Location: Renewable Product Technology ResearchTitle: Troubleshooting fermentation in corn wet milling ethanol production) Author
|Leathers, Timothy - Tim|
Submitted to: Symposium Proceedings
Publication Type: Proceedings
Publication Acceptance Date: 6/8/2011
Publication Date: 6/8/2011
Citation: Khullar, E., Kent, A.D., Leathers, T.D., Bischoff, K.M., Rausch, K.D., Tumbleson, M.E., Singh, V. 2011. Troubleshooting fermentation in corn wet milling ethanol production.
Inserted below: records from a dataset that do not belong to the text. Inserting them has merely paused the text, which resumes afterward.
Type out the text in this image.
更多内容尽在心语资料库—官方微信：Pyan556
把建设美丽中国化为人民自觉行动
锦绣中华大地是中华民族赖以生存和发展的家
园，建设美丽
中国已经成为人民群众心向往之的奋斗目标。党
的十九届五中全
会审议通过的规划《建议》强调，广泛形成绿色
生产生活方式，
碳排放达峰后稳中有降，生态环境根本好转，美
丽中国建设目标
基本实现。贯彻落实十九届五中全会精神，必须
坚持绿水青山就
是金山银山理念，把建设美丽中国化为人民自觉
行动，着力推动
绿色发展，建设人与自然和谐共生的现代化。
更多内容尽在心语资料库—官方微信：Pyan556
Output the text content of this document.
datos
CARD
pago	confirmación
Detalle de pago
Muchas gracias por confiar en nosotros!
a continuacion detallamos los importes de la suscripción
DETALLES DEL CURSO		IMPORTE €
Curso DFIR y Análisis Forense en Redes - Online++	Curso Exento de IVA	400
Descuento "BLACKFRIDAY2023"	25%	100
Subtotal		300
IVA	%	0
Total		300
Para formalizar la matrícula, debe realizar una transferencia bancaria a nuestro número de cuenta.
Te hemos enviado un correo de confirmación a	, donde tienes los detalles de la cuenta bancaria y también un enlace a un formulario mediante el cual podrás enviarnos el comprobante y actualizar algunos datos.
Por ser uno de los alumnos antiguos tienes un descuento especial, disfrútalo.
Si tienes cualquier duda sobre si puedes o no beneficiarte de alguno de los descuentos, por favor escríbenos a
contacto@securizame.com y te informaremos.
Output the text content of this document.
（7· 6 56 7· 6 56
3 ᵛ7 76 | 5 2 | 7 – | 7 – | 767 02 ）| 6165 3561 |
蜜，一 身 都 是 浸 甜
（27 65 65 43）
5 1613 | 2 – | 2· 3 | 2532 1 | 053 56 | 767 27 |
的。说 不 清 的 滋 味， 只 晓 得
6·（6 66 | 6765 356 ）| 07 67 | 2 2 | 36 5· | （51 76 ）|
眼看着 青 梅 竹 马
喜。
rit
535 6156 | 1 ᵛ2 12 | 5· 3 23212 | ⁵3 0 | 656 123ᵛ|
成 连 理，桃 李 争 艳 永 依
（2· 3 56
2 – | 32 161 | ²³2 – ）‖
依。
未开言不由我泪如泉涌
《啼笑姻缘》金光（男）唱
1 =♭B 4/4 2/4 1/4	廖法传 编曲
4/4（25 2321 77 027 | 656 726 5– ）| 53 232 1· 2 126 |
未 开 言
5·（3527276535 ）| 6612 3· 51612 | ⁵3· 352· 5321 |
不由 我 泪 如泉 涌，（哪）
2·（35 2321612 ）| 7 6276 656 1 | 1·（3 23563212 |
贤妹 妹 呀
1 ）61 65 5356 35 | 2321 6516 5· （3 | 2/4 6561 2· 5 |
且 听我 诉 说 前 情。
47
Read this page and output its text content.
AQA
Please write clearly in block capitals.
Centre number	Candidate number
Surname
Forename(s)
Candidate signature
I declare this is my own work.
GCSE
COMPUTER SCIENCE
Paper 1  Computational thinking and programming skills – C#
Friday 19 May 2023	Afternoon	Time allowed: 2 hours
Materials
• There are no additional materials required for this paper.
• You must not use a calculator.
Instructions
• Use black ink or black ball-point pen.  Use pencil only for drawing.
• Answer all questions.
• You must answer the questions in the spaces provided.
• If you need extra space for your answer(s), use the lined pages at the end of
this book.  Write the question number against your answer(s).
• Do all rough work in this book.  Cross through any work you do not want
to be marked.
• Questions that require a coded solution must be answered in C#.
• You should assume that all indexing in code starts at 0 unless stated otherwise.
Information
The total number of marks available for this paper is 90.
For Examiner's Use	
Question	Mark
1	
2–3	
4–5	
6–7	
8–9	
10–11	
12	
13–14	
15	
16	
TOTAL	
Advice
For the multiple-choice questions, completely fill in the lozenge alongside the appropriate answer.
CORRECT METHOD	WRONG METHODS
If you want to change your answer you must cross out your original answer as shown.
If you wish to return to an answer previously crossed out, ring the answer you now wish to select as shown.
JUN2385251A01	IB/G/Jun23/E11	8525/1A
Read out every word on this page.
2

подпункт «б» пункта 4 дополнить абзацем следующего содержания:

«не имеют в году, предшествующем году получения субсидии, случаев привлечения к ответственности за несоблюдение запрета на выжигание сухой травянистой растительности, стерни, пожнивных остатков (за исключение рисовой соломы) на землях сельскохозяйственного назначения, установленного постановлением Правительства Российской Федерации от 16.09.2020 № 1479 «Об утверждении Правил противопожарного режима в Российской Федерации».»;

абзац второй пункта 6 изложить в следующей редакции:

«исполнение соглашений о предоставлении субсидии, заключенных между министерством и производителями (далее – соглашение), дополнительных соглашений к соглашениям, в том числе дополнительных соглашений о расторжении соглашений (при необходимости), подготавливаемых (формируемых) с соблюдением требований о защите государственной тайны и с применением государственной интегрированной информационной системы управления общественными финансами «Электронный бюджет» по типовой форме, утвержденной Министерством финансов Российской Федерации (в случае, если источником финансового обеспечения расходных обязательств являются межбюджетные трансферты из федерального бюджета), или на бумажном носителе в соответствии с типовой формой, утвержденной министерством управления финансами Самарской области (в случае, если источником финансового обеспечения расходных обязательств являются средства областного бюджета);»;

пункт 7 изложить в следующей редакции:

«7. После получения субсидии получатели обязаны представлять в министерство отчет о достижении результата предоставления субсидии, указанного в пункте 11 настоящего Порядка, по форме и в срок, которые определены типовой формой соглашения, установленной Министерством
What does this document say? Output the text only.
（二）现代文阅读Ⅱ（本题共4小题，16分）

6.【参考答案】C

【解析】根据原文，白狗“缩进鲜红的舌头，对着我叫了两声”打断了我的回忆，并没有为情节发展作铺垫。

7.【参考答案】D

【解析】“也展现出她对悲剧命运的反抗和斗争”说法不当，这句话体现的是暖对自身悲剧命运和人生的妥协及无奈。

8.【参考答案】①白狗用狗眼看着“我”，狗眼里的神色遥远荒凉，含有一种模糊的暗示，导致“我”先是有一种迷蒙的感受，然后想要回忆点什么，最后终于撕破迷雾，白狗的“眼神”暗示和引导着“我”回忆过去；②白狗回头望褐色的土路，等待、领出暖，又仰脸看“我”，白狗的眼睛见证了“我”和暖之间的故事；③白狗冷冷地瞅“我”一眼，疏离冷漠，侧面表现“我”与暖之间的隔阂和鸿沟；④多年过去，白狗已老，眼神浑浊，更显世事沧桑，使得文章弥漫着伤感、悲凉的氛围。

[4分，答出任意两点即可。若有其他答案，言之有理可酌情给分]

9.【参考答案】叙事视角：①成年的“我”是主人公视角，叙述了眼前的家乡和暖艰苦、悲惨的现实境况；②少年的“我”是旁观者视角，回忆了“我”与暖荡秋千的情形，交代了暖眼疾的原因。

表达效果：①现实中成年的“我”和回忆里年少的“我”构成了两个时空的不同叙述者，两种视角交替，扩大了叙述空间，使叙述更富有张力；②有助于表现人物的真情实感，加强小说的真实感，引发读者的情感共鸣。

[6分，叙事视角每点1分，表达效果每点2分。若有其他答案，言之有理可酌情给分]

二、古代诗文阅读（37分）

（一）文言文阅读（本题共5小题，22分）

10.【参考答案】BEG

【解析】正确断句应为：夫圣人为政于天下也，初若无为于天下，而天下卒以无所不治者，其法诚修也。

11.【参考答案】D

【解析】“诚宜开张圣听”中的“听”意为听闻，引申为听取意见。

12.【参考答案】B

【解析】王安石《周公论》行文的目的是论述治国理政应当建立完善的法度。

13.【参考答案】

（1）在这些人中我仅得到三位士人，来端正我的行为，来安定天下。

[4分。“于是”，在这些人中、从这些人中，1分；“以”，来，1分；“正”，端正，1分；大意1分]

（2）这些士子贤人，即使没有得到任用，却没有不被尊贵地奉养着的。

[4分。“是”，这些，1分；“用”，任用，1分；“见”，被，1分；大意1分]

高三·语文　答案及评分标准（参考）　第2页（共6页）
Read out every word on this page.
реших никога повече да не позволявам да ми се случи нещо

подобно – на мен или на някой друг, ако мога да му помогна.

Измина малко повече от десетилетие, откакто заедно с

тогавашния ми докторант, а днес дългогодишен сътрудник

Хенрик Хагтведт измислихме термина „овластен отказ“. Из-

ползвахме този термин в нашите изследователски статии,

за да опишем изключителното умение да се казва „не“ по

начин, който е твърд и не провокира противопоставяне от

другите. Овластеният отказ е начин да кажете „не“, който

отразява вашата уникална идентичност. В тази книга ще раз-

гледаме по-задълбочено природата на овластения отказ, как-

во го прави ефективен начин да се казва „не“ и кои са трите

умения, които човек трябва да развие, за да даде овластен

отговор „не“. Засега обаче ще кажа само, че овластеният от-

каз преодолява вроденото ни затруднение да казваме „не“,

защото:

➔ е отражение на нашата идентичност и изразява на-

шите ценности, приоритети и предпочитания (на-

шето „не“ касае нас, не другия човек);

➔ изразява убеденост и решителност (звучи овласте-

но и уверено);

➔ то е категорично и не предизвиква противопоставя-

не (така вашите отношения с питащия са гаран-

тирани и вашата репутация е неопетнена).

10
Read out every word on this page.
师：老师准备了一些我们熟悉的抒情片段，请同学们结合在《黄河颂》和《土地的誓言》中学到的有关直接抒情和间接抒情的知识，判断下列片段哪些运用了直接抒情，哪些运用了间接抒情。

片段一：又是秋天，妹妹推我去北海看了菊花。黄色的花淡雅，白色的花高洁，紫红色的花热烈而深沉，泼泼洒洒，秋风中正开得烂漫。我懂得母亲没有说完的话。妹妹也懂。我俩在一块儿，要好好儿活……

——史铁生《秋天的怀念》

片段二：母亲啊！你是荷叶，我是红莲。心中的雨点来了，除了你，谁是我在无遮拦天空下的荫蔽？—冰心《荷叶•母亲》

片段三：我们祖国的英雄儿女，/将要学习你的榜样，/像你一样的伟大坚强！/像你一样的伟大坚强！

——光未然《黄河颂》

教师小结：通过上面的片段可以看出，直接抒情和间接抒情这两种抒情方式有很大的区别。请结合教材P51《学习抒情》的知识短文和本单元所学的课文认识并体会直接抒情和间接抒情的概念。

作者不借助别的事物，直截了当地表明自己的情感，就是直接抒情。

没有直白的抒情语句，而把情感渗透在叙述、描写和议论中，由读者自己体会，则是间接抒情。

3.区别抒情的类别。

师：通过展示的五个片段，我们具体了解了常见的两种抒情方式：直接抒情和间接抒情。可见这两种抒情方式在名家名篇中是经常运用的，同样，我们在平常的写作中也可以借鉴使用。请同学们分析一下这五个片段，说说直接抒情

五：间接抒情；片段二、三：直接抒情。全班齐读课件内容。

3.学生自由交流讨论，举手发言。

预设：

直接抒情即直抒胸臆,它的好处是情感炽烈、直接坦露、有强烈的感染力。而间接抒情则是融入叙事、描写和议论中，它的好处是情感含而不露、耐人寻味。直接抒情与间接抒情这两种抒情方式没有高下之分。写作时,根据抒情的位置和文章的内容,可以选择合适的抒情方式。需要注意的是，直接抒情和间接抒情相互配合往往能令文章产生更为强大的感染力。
Proceedings of the Seventh International Starch Technology Conference. p. 140. Interpretive Summary:
Technical Abstract: To convert starch to ethanol, continuous fermentation processes are employed by corn wet milling plants all over world. Contaminations by bacterial microorganisms like Lactobacillus and wild yeasts like Brettanomyces are common and result in lower ethanol yields (Abbott and Ingledew 2005, Skinner and Leathers 2004). Contaminants compete with inoculated yeast for nutients and produce inhibitory end products, leading to stuck fermentations and expensive down times required for cleaning unit operations (Skinner and Leathers 2004). Low ethanol yields and poor yeast viabilities in continuous fermentations for ethanol production were investigated. For hydrolyzate preparation, starch liquefaction and saccharification steps at a commercial ethanol facility were reproduced in the laboratory. Fermentation with hydrolyzates prepared in the laboratory were compared with plant hydrolyzate for final ethanol concentrations and total yeast counts. Fermentation controls were prepared using hydrolyzates (plant and laboratory) but were not inoculated with yeast. Hydrolyzates prepared in the laboratory resulted in higher final ethanol concentrations (15.8% v/v) than plant hydrolyzates (13.4% v.v). Controls resulted in ethanol production from both laboratory (12.2% v/v) and plant hydrolyzates (13.7% v/v), indicating the presence of a contaminating microorganism. Upon further experimentation, involving yeast colony counts on cycloheximide and virginiamycin plates, we confirmed the presence of a contaminant. DNA sequencing and fingerprinting studies conducted also were indicative of a number of dissimilar communities in samples obtained from fermenters, coolers, saccharification tanks and then stillage.